Apollo allora accennò un sorriso tristissimo, sfiorò il viso della dea con una carezza e ammise: «E’ difficile accettare che tu, mia sorella, difenda colui che ha ucciso mio figlio.»

Athena sospirò sommessamente, gli baciò la fronte con tenerezza e replicò: «E’ stata la guerra, non Achille, a uccidere Troilo. Tu facesti uccidere Patroclo, ricordi? Credo che per Achille il dolore fu altrettanto cocente. Mantenere le faide aperte per motivi del genere, non ha senso. Ognuno di voi perse tantissimo, in quella guerra. Io stessa ne rimasi ferita. Per questo, il modo migliore di vincere una guerra, è non iniziarla

«Parole di pace da una dea guerriera?» ironizzò suo malgrado Apollo, scostandosi da Athena per poggiarsi al sicomoro, sospirare e reclinare mesto il capo.
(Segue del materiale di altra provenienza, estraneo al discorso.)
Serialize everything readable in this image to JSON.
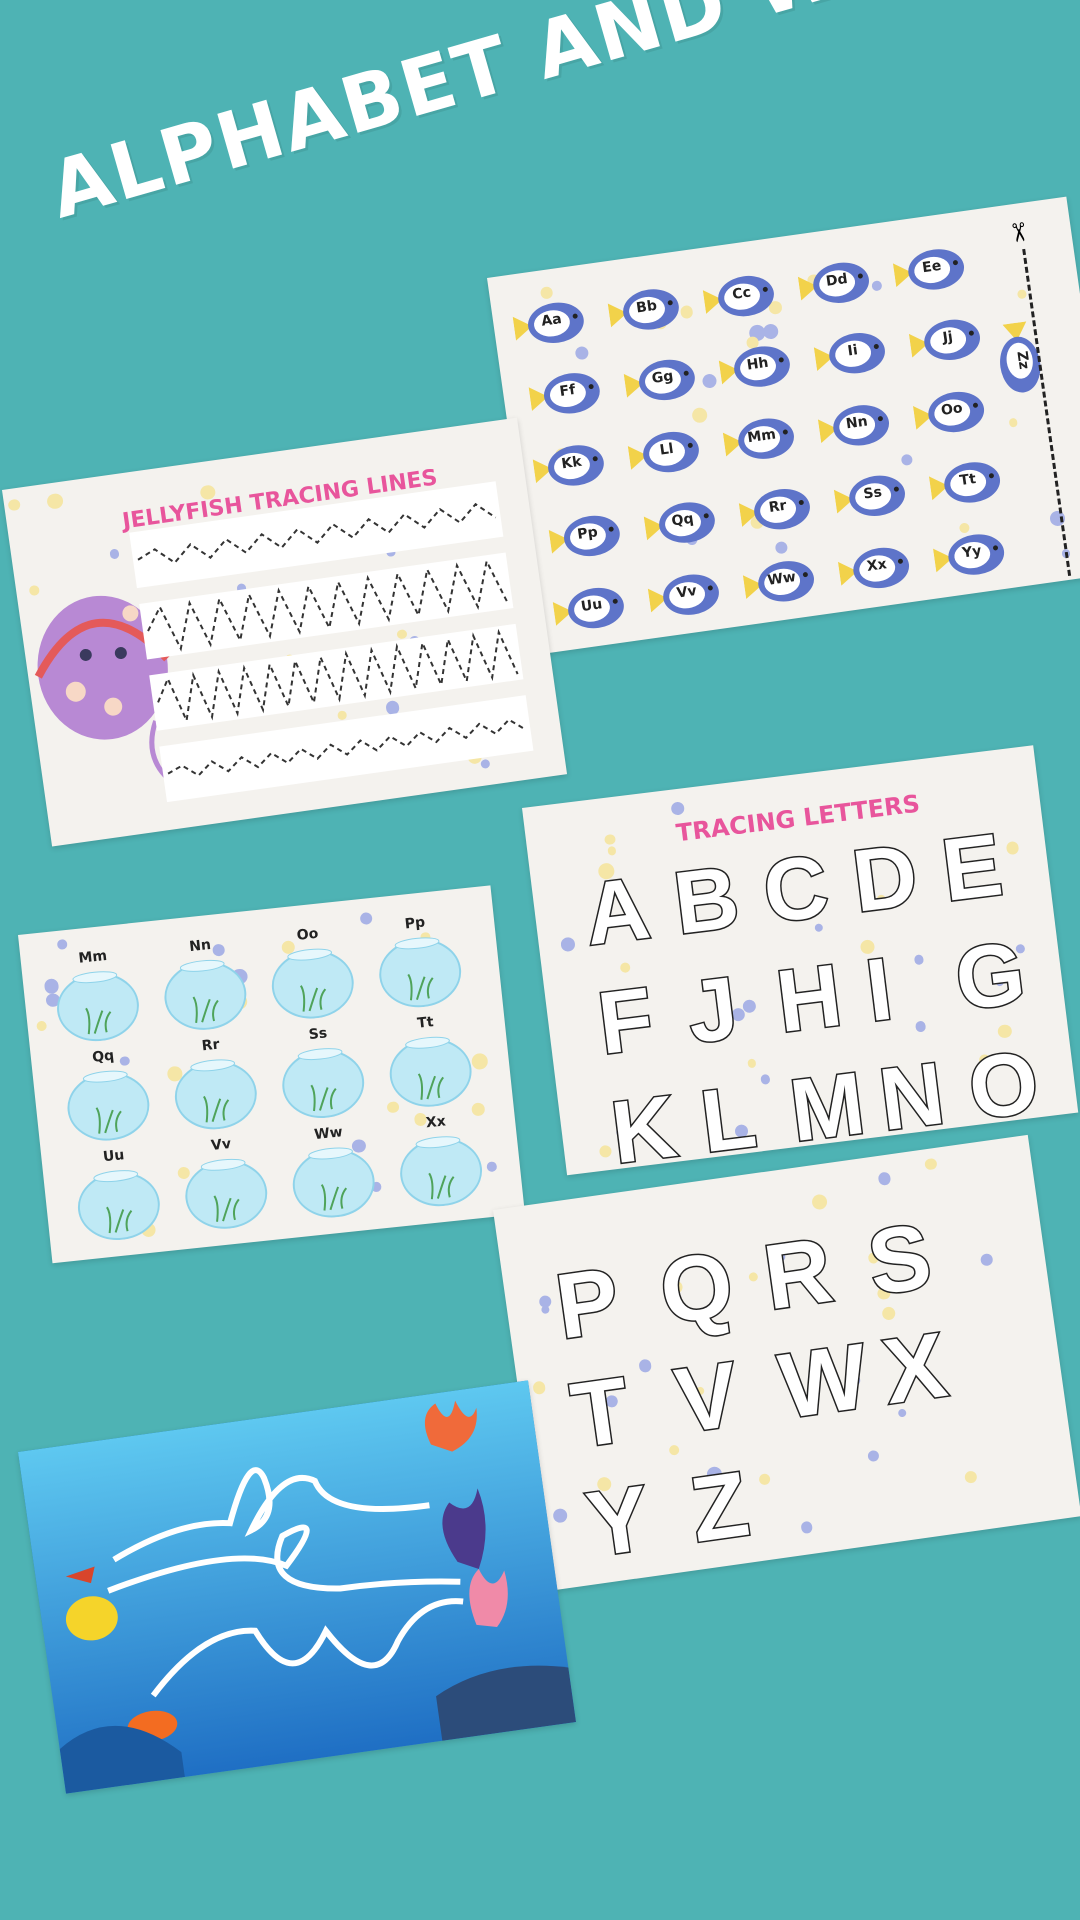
{
  "title": "ALPHABET AND WRITING",
  "colors": {
    "background": "#4eb3b4",
    "card": "#f4f2ee",
    "pink_title": "#e8559c",
    "fish_body": "#5e74c9",
    "dot_blue": "#a9b3e6",
    "dot_yellow": "#f5e6a6"
  },
  "jellyfish_card": {
    "title": "JELLYFISH TRACING LINES"
  },
  "fish_card": {
    "letters": [
      "Aa",
      "Bb",
      "Cc",
      "Dd",
      "Ee",
      "Ff",
      "Gg",
      "Hh",
      "Ii",
      "Jj",
      "Kk",
      "Ll",
      "Mm",
      "Nn",
      "Oo",
      "Pp",
      "Qq",
      "Rr",
      "Ss",
      "Tt",
      "Uu",
      "Vv",
      "Ww",
      "Xx",
      "Yy",
      "Zz"
    ],
    "scissors_icon": "scissors-icon"
  },
  "bowls_card": {
    "letters": [
      "Mm",
      "Nn",
      "Oo",
      "Pp",
      "Qq",
      "Rr",
      "Ss",
      "Tt",
      "Uu",
      "Vv",
      "Ww",
      "Xx"
    ]
  },
  "tracing_card": {
    "title": "TRACING LETTERS",
    "rows": [
      [
        "A",
        "B",
        "C",
        "D",
        "E"
      ],
      [
        "F",
        "J",
        "H",
        "I",
        "G"
      ],
      [
        "K",
        "L",
        "M",
        "N",
        "O"
      ]
    ]
  },
  "tracing_card_2": {
    "rows": [
      [
        "P",
        "Q",
        "R",
        "S"
      ],
      [
        "T",
        "V",
        "W",
        "X"
      ],
      [
        "Y",
        "Z"
      ]
    ]
  },
  "ocean_card": {
    "scene": "ocean-maze"
  }
}
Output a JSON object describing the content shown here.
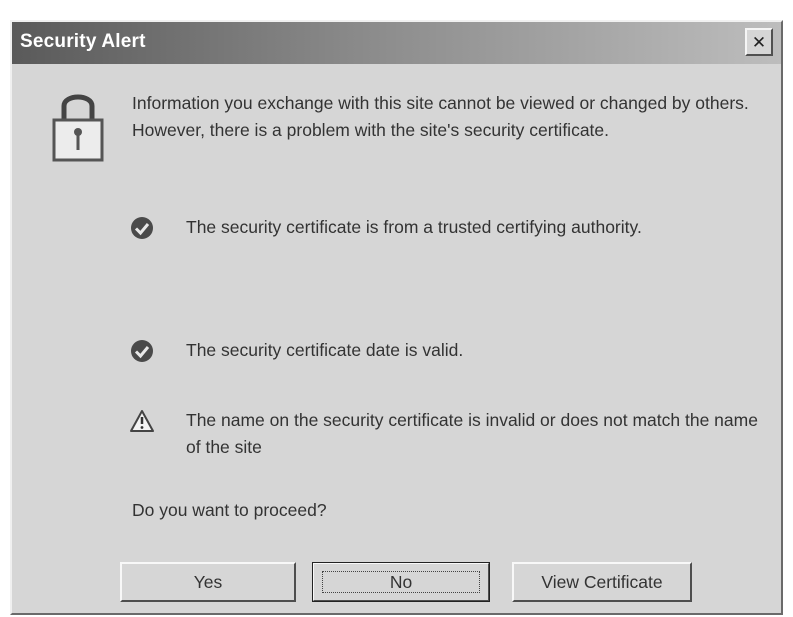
{
  "window": {
    "title": "Security Alert",
    "close_glyph": "✕"
  },
  "icons": {
    "lock": "lock-icon",
    "check": "check-icon",
    "warning": "warning-icon"
  },
  "message": {
    "intro": "Information you exchange with this site cannot be viewed or changed by others. However, there is a problem with the site's security certificate."
  },
  "items": [
    {
      "icon": "check-icon",
      "text": "The security certificate is from a trusted certifying authority."
    },
    {
      "icon": "check-icon",
      "text": "The security certificate date is valid."
    },
    {
      "icon": "warning-icon",
      "text": "The name on the security certificate is invalid or does not match the name of the site"
    }
  ],
  "question": "Do you want to proceed?",
  "buttons": {
    "yes": "Yes",
    "no": "No",
    "view_certificate": "View Certificate"
  },
  "colors": {
    "dialog_background": "#d6d6d6",
    "titlebar_dark": "#5a5a5a",
    "titlebar_light": "#bdbdbd",
    "text": "#333333"
  }
}
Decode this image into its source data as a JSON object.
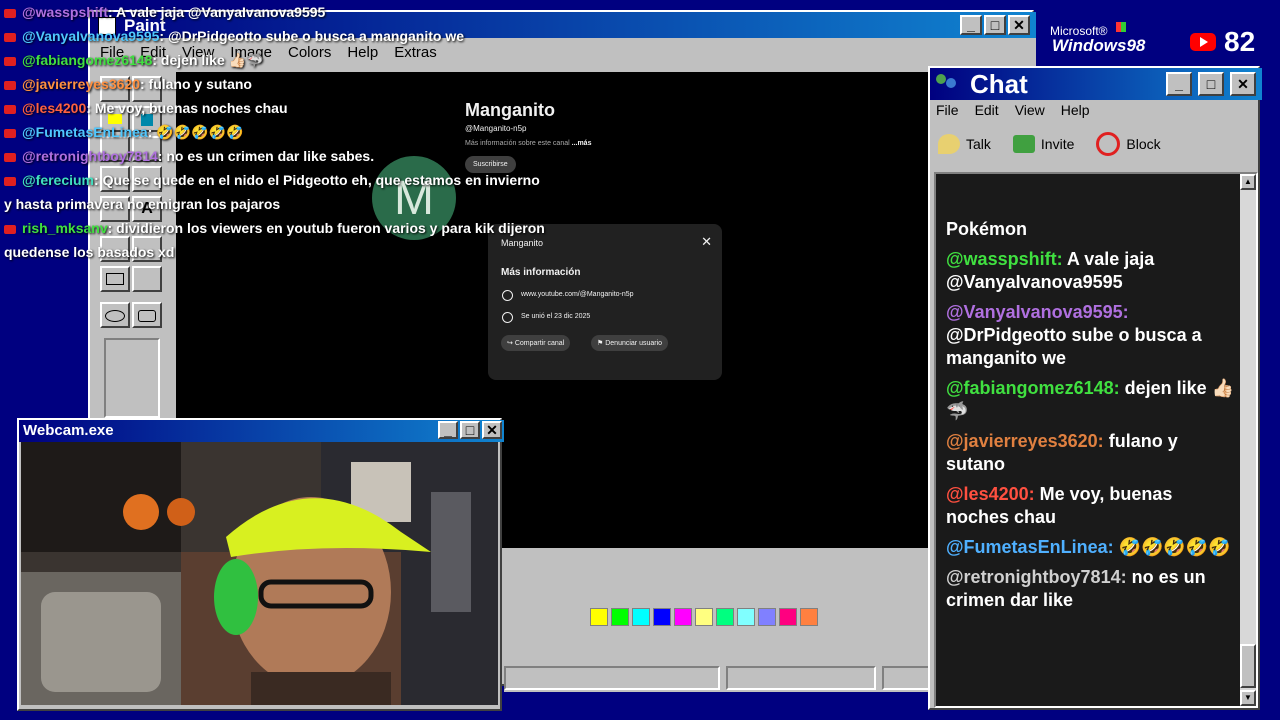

«Ricorda che, innanzitutto, io mi premuro di attuare una tattica di battaglia che comporti le minori perdite possibili e, se posso evitare lo scontro diretto, lo faccio. E’ Ares l’aizzatore, non certo io» asserì la dea, sfiorandogli la spalla con una mano.

«Quindi… dovrei perdonare e andare avanti?»

«Achille sta tentando di cambiare il suo destino. Tu che sei un dio, vorresti essere dunque da meno?» ironizzò a quel punto Athena, vedendolo raddrizzarsi fieramente e fissarla con occhi rilucenti.

«Non sfidarmi ancora, Athena… potresti non vincere, stavolta.»

Levando un sopracciglio con ironia, la dea replicò con candore: «Sei stato tu a sfidarmi, prima…»

«Quisquiglie» la liquidò lui con un gesto. «Lo perdonerò per onorare te e tuo figlio, che siete un inno al cambiamento, ma non diventerò mai suo amico. Questo, scordatelo.»

«Neppure lo pretendevo» sottolineò la dea. «Quindi, posso andare a dormire tranquilla, senza dover pensare a te che escogiti dei piani per ucciderlo?»

A quel punto, Apollo sorrise malizioso, le aprì la vestaglia con dita delicate e, ammirandone il completino intimo, asserì: «Dormire? Chi vuoi prendere in giro, adelfi

Athena storse il naso, richiuse la vestaglia con un gesto secco delle mani e bofonchiò: «Alla fine dormirò… mai detto di volerlo fare subito

Ciò detto, si volse per tornarsene a casa propria, seguita dalla risatina di scherno di Apollo.

Incurante, la dea scavalcò come aveva fatto all’andata ma, nel vedere Achille squadrarla come se avesse avuto due teste e una coda, sospirò esasperata e brontolò: «Abituati, ragazzo. Ho due gambe anch’io.»

«N-non lo metto in dubbio, mia signora» balbettò l’uomo, reclinando pudico il capo.

Accigliandosi un poco, Athena si fermò accanto a lui, gli risollevò il volto poggiando un dito sotto il suo mento e borbottò: «Non ho ben capito… abbandonando le lotte, sei diventato un bacchettone?»

Avvampando come un cerino, Achille scosse decisamente il capo e ammise: «Decisamente no, mia dea… ma voi siete… beh, ecco…»

Cominciando a comprendere, la divinità si aprì in un sorrisino divertito e celiò: «Oh, capisco qual è il problema. Mi hai sempre idolatrata, pensandomi intoccabile, giusto? Ero anch’io considerata una dea vergine, al pari della mia sorellina Arty. Ma ora scopri che non lo siamo. Ti abbiamo deluso, Achille?»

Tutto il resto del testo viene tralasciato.